Nothing needs a neutral to work, it just needs current to flow. In this case you are using two hots just like anything else that uses 208-240v.


----------



## joebanana (Dec 21, 2010)

All that's needed for anything electrical to work, is a complete circuit.


----------



## frenchelectrican (Mar 15, 2007)

Dizzykidd said:


> It might be a dumb question but for some reason I don't get it. I always thought lights need a neutral to work. Whether they're 120 or 277 they have a neutral. Well now we put parking lot lights on 208v. Can someone explain how that works please.


Not all lights do need netural to work at all..

basically the 208 is part of three phase network system and 208 volts is line to line which it is a common voltage and ya do have 120 volts line to neutral system.

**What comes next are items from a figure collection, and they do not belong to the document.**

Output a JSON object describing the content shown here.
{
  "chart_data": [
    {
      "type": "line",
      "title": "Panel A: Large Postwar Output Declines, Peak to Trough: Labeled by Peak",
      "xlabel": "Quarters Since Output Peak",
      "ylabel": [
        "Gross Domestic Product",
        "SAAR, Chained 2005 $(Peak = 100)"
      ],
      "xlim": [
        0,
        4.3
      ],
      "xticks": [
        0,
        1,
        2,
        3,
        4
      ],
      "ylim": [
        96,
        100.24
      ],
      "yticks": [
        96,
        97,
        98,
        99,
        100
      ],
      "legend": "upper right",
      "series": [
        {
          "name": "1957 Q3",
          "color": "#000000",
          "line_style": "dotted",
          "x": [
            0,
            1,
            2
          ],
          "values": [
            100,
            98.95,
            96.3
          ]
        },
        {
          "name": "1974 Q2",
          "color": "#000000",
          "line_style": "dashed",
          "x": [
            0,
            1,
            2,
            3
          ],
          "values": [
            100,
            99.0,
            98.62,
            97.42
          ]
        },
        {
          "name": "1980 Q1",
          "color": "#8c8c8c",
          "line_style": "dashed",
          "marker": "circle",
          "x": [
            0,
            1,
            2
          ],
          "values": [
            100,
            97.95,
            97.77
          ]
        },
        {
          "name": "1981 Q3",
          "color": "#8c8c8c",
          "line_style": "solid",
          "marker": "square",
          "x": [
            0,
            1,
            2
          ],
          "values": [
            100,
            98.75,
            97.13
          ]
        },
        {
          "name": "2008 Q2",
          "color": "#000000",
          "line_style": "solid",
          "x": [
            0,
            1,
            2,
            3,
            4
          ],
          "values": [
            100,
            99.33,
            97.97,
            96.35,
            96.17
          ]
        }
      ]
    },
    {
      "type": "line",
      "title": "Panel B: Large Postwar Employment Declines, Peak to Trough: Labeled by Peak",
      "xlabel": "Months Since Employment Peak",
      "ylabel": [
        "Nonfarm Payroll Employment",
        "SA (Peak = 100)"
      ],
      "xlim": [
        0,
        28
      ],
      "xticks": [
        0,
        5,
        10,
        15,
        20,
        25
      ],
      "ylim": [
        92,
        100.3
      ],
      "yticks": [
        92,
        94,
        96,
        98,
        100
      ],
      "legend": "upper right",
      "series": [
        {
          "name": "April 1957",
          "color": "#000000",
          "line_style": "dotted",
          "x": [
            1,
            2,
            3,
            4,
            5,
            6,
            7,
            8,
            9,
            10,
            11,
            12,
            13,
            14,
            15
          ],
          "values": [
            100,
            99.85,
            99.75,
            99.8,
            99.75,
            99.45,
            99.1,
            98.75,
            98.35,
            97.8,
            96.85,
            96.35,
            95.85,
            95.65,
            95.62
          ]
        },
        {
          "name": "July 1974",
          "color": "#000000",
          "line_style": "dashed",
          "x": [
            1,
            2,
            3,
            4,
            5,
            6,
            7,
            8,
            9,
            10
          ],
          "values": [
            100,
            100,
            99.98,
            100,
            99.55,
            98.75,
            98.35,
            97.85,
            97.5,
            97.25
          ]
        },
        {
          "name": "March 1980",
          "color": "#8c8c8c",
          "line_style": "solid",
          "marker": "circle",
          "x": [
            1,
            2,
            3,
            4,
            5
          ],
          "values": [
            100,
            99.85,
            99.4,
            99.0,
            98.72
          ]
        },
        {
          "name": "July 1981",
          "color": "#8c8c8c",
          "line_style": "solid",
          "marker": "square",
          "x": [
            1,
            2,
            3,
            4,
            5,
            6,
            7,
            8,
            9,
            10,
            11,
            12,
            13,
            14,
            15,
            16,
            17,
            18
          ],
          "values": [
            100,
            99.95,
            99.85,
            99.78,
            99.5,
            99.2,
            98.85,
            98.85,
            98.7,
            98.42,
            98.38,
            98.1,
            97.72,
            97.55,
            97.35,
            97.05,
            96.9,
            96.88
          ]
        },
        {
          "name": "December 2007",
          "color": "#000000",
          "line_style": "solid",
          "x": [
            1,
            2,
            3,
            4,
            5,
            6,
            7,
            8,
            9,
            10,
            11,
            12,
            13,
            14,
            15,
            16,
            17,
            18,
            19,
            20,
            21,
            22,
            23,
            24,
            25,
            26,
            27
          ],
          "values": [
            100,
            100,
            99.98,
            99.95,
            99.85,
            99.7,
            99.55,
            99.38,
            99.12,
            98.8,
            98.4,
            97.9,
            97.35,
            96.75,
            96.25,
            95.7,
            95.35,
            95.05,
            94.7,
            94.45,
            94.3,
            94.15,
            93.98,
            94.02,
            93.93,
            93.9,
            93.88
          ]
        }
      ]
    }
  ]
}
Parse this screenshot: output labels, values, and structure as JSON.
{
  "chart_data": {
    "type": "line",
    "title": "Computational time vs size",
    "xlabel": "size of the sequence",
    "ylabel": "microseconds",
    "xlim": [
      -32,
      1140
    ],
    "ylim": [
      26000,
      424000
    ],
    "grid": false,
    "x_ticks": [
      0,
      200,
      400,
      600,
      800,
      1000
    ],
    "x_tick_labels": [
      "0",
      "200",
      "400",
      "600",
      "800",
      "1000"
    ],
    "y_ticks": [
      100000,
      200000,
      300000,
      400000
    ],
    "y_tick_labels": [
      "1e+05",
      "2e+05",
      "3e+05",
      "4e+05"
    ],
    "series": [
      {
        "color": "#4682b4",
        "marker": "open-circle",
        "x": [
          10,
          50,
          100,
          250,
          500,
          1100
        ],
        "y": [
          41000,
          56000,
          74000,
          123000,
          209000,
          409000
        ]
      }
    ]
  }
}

ditto with 480Y277 volts system.

I have done work on some lumaires do run on 480 volts

look at the diagram that will expain clear


----------



## RePhase277 (Feb 5, 2008)

Neutrals are confusing because they tend to be grounded and so appear to be "dead". But really they are just as "hot" as any other current carrying conductor. A hot to hot or hot to neutral is still a complete circuit, just at a different voltage.


----------



## MechanicalDVR (Dec 29, 2007)

Dizzykidd said:


> It might be a dumb question but for some reason I don't get it. I always thought lights need a neutral to work. Whether they're 120 or 277 they have a neutral. Well now we put parking lot lights on 208v. Can someone explain how that works please.


The exact same way as any other 208v load can be 208v.


----------



## Southeast Power (Jan 18, 2009)

This is an old school problem.
The drivers the next generation will be wiring won't much care about the voltage


----------